レコード 発祥の地

れこーどはっしょうのち

川崎駅の東側、京急大師線 港町みなとちょう駅構内 エレベーターホール付近に、発祥の地を示すプレートが設置されている。

港町駅は、昭和7年(1932)に「コロムビア前」として開業時し、昭和18年(1943)の休止まで称された。当駅北側の集合住宅の敷地は、日本コロムビア㈱の工場跡地で、2007年に移転・閉鎖された。近くを走る国道15号線からも見えていたので、記憶にある先輩方は少なくないことだろう。

工場から転換された集合住宅3棟のうち、リヴァリエB棟の1階のカフェギャラリーではレコード発祥の地を物語る常設展示がある。

駅南側、国道409号 大師道 港町駅入口交差点附近には、レコード製造の始まりを説明する標柱が建っている。

写真


碑文

レコード発祥の地

現在、マンション棟が建っている場所はかつて日本初のレコード会社である日本コロムビア株式会社があった場所で有、レコード発祥の地と呼ばれています。こんな所にも「音楽のまち・かわさき」の一端を見つけることができます。


日本コロムビア株式会社 川崎工場 跡

明治41年(1908年)、創業者フレデリック・ホイットニー・ホーンは、工場の建設に着手し、翌年4月に操業を開始。5月に国産第一号の片面円盤レコードを発売し、明治43年(1910年)には、国産初の蓄音機「ニッポノホン」4機種を発売しました。


大正3年(1914年)、松井須磨子『カチューシャの唄』が発売され、全国的に流行して以降、並木路子・霧島昇『リンゴの唄』の大ヒットを始め、古賀メロディーや美空ひばりなど、時代を彩る数々の名曲が、ここで製造されて全国各地に広がっていきました。


昭和6年(1931年)3月、東洋一を誇るコロムビア・マークのネオン塔が完成。戦時中に一時撤去されることもあったが、川崎の名所となり、長年多くの人に親しまれました。


川崎工場は、国内発のLPレコードやCD、CDプレーヤーを世界に先駆けて発売。国内外から高い評価を受けました。
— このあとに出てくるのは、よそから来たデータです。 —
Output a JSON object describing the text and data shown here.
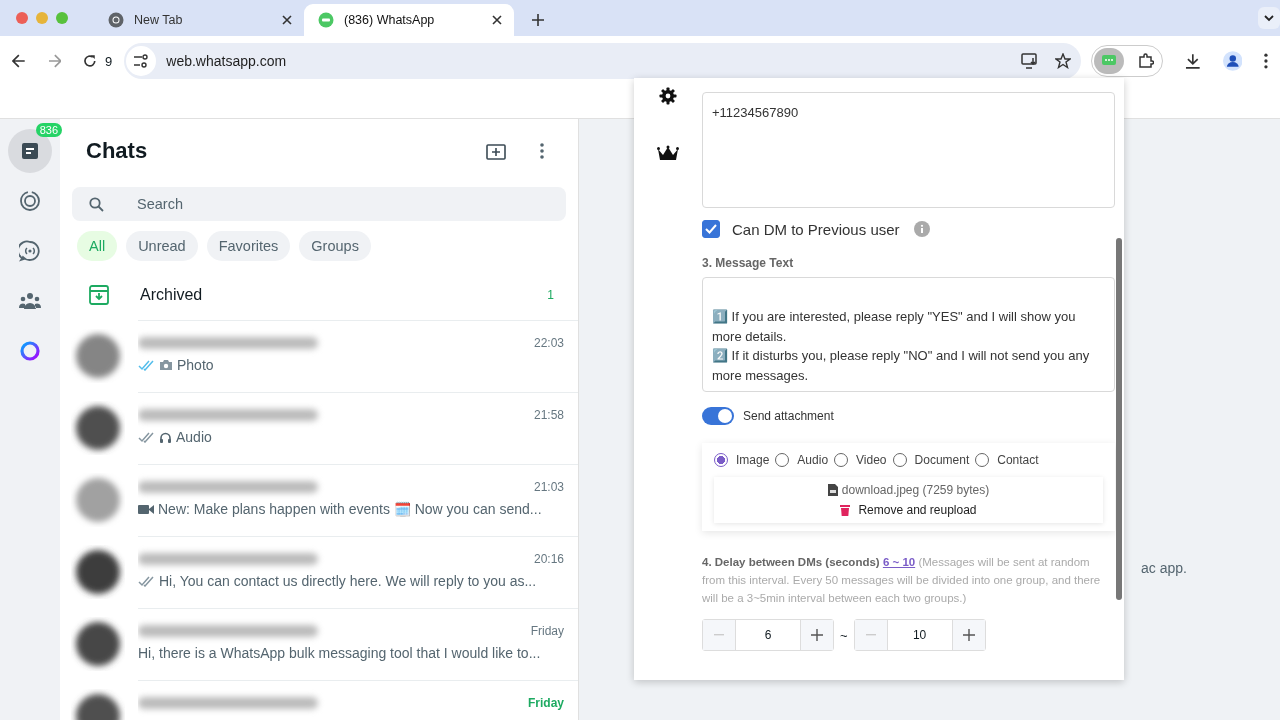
{
  "browser": {
    "tabs": [
      {
        "title": "New Tab",
        "selected": false
      },
      {
        "title": "(836) WhatsApp",
        "selected": true
      }
    ],
    "extension_count": "9",
    "url": "web.whatsapp.com"
  },
  "nav": {
    "items": [
      {
        "kind": "chats",
        "selected": true,
        "badge": "836"
      },
      {
        "kind": "status",
        "selected": false
      },
      {
        "kind": "channels",
        "selected": false
      },
      {
        "kind": "communities",
        "selected": false
      },
      {
        "kind": "ai",
        "selected": false
      }
    ]
  },
  "chat_list": {
    "title": "Chats",
    "search": {
      "placeholder": "Search"
    },
    "filters": [
      {
        "label": "All",
        "selected": true
      },
      {
        "label": "Unread",
        "selected": false
      },
      {
        "label": "Favorites",
        "selected": false
      },
      {
        "label": "Groups",
        "selected": false
      }
    ],
    "archived": {
      "label": "Archived",
      "count": "1"
    },
    "chats": [
      {
        "time": "22:03",
        "kind": "photo",
        "delivered": true,
        "read": true,
        "preview": "Photo",
        "unread": false
      },
      {
        "time": "21:58",
        "kind": "audio",
        "delivered": true,
        "read": false,
        "preview": "Audio",
        "unread": false
      },
      {
        "time": "21:03",
        "kind": "video",
        "delivered": false,
        "preview": "New: Make plans happen with events 🗓️ Now you can send...",
        "unread": false
      },
      {
        "time": "20:16",
        "kind": "text",
        "delivered": true,
        "read": false,
        "preview": "Hi,   You can contact us directly here. We will reply to you as...",
        "unread": false
      },
      {
        "time": "Friday",
        "kind": "text",
        "delivered": false,
        "preview": "Hi, there is a WhatsApp bulk messaging tool that I would like to...",
        "unread": false
      },
      {
        "time": "Friday",
        "unread": true
      }
    ]
  },
  "background_text": "ac app.",
  "panel": {
    "numbers": {
      "value": "+11234567890"
    },
    "dm_previous": {
      "label": "Can DM to Previous user",
      "checked": true
    },
    "message": {
      "label": "3. Message Text",
      "value": "1️⃣ If you are interested, please reply \"YES\" and I will show you more details.\n2️⃣ If it disturbs you, please reply \"NO\" and I will not send you any more messages."
    },
    "attachment": {
      "label": "Send attachment",
      "on": true,
      "types": [
        {
          "label": "Image",
          "selected": true
        },
        {
          "label": "Audio",
          "selected": false
        },
        {
          "label": "Video",
          "selected": false
        },
        {
          "label": "Document",
          "selected": false
        },
        {
          "label": "Contact",
          "selected": false
        }
      ],
      "file": "download.jpeg (7259 bytes)",
      "remove": "Remove and reupload"
    },
    "delay": {
      "label": "4. Delay between DMs (seconds)",
      "range": "6 ~ 10",
      "note": "(Messages will be sent at random from this interval. Every 50 messages will be divided into one group, and there will be a 3~5min interval between each two groups.)",
      "min": {
        "value": "6",
        "minus_disabled": true
      },
      "separator": "~",
      "max": {
        "value": "10",
        "minus_disabled": true
      }
    }
  }
}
またレコードやCDだけでなくTV、ラジオの家電を始め、様々な製造を行っていました。

LPは、Long Playing の略で、78回転のSP(Standard Playing)盤よりも遅い33 1/3 回転で記録され、同じ直径30cm(12インチ)盤で長時間の録音が可能となった。
CD=Compact Disk。直径12cm 厚さ1.2mmの光ディスク。780nmの赤外線レーザーでデジタルデータを読み取る。

レコード発祥の地

〜日本コロムビア川崎工場で生産された名曲・名盤

(略)

〈シングルレコード〉は直径17cm(7インチ)で45回転用の中心の穴を大きく開けたものが主流であったため、見た目のイメージからドーナツ盤とも呼ばれました。表裏に1曲ずつ収録して「A面」「B面」とし、A面曲をメインとしてヒットを狙うのが通常で、EPレコードと称される事もありました。

シングル盤とEPは同じ7インチ盤だが、シングル盤は45回転、EPはLPと同じ33 1/3回転で、EPの方がシングル盤よりも録音時間が長く「コンパクト盤」「17cm LP」などと呼ばれ、シングル盤とは盤面サイズ以外は別物である。

川崎歴史ガイド◉東海道と大師道
レコード製造の始まり

いち早く川崎に進出した日米蓄音機製造株式会社。明治四二年、日本最初のレコード製造がこの工場で始まった。今日まで心に残る数々の名曲がここから全国へ送り出されている。